RESULTS AND DISCUSSION
MIC of the E. coli K12 to tested antimicrobials for Sultrim, Oxytetracycline, Enrofloxacin and Florfenicol were 1.5625, 0.7812, 6.25 and 3.125 μg mL-1 respectively. Based on these MICs E. coli K12 was resistant to Enrofloxacin but sensitive to others. Zone diameter of reference Enrofloxacin (21 mm) and its products (19- 21 mm) are very near and are near optimum. For sultrim, oxytetracycline and florfenicol zone diameter of reference drugs were 18, 25 and 24 mm respectively, while for their products ranges between 17-20, 22-26 and 22-24 mm, respectively. For Sultrim products these results seems to be the optimum but for others are linear across the range. The results for disk diffusion of these drugs and their products are summarized in Table 1, as it appeared the results for DD of the above antimicrobials and their local products are just as the results of MICs of reference drugs.
The aim of this study was to compare the reference group of antimicrobials and their locally produced products against E. coli K12 a representative of gram negative bacteria to have an idea about the quality and performance of these products.
Animal species-bacterial pathogen breakpoints and zone interpretive criteria for in vitro susceptibility testing were as outlined in the NCCLS (2001).
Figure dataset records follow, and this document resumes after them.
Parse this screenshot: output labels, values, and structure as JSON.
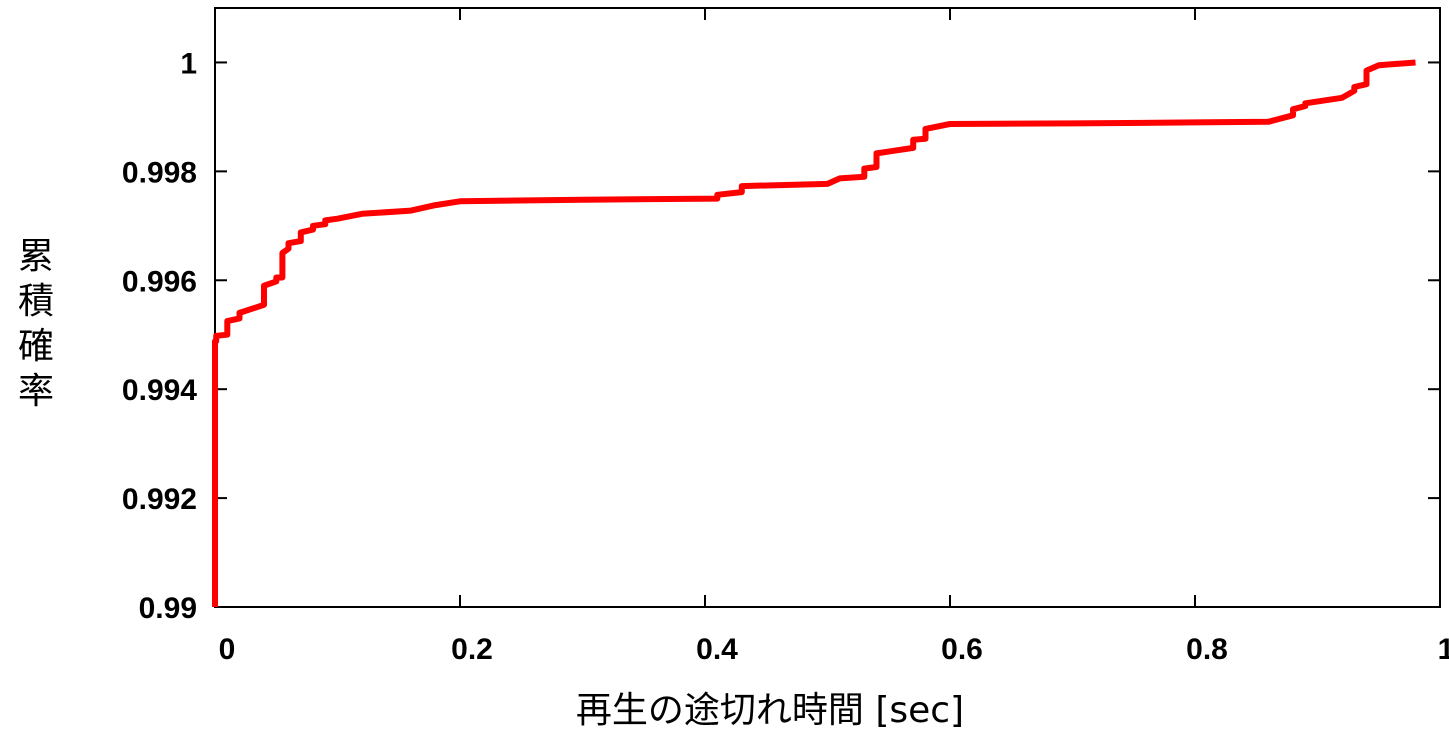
{
  "chart_data": {
    "type": "line",
    "title": "",
    "xlabel": "再生の途切れ時間 [sec]",
    "ylabel": "累積確率",
    "xlim": [
      0,
      1
    ],
    "ylim": [
      0.99,
      1.001
    ],
    "x_ticks": [
      0,
      0.2,
      0.4,
      0.6,
      0.8,
      1
    ],
    "x_tick_labels": [
      "0",
      "0.2",
      "0.4",
      "0.6",
      "0.8",
      "1"
    ],
    "y_ticks": [
      0.99,
      0.992,
      0.994,
      0.996,
      0.998,
      1
    ],
    "y_tick_labels": [
      "0.99",
      "0.992",
      "0.994",
      "0.996",
      "0.998",
      "1"
    ],
    "grid": false,
    "legend": "none",
    "series": [
      {
        "color": "#ff0000",
        "x": [
          0,
          0,
          0.001,
          0.001,
          0.01,
          0.01,
          0.02,
          0.02,
          0.04,
          0.04,
          0.05,
          0.05,
          0.055,
          0.055,
          0.06,
          0.06,
          0.07,
          0.07,
          0.08,
          0.08,
          0.09,
          0.09,
          0.1,
          0.12,
          0.16,
          0.18,
          0.2,
          0.3,
          0.41,
          0.41,
          0.43,
          0.43,
          0.5,
          0.51,
          0.53,
          0.53,
          0.54,
          0.54,
          0.57,
          0.57,
          0.58,
          0.58,
          0.6,
          0.7,
          0.8,
          0.86,
          0.87,
          0.88,
          0.88,
          0.89,
          0.89,
          0.92,
          0.93,
          0.93,
          0.94,
          0.94,
          0.95,
          0.98
        ],
        "y": [
          0.99,
          0.99488,
          0.99488,
          0.99498,
          0.995,
          0.99525,
          0.9953,
          0.9954,
          0.99555,
          0.9959,
          0.99598,
          0.99605,
          0.99605,
          0.9965,
          0.99658,
          0.99668,
          0.99672,
          0.99688,
          0.99693,
          0.997,
          0.99703,
          0.9971,
          0.99713,
          0.99722,
          0.99728,
          0.99738,
          0.99745,
          0.99748,
          0.9975,
          0.99757,
          0.99762,
          0.99773,
          0.99777,
          0.99787,
          0.9979,
          0.99805,
          0.99808,
          0.99833,
          0.99843,
          0.99858,
          0.9986,
          0.99878,
          0.99887,
          0.99888,
          0.9989,
          0.99891,
          0.99897,
          0.99903,
          0.99914,
          0.9992,
          0.99925,
          0.99935,
          0.99948,
          0.99955,
          0.9996,
          0.99985,
          0.99995,
          1.0
        ]
      }
    ]
  }
}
Our data indicate that E. coli K12 is resistant to enrofloxacin (MIC value of 6.25 μg mL-1) by both MIC and DD evaluation. No remarkable difference between reference and local products of this drug were observed. It therefore seems likely that the reduced susceptibility to fluoroquinolones of this bacteria is sufficient to allow it to survive antibiotic challenge in chickens or animal infections.
Based on MIC of reference florfenicol (3.125 μg mL-1) and DD
inhibition zone diameter (NCCLS, 2002b) of related products (22-24 mm), Table
1, tested E. coli was sensitive to this synthetic antibiotic and
florfenicol commercial products seem to have acceptable anti E. coli effect.
However there are no approved NCCLS breakpoints for MIC of E. coli currently
available, the resistance breakpoint of Florfenicol for other gram negative
bacteria (i.e., Pasteurella multocida) is suggested from 8 μg mL-1
(David et al., 2000) to 0.12-4 μg mL-1 (Sung et al.,
2005). In an earlier study, Rajaian et al. (2003) examined the concentration
of active ingredient of several common veterinary antimicrobial products by
disk diffusion method using Staphylococcus aureus as tested bacteria.
They reported high quality of oxytetracycline products from Iranian manufacturer
and 10 to 100% impurities in other antimicrobial products. In this study the
data for Oxytetracycline products are in across the range and so in agree with
that study but for other products are not in agree. There are some differences
between susceptibilities of E. coli and S. aureus to different
antimicrobials and this can be one explanation for this difference.
|| Tested antimicrobial agents by disk diffusion method (NCCLS,
2002), their purity and relative sources
|S = Sensitive, NS = Non Sensitive
In our study E. coli K12 was used as a representative of gram negative
bacteria, however all gram negative bacteria have not the same antimicrobial
susceptibility patterns, more over this pattern for gram positive bacteria may
be completely different. So a complete study on some gram positives and some
other gram negative bacteria is essential to achieve a satisfying idea about
these products. But as a pilot study we can conclude that, all products of tested
antimicrobials seem to be in synergy with their reference MIC evaluation against
E. coli K12 and can be supposed to be reliable.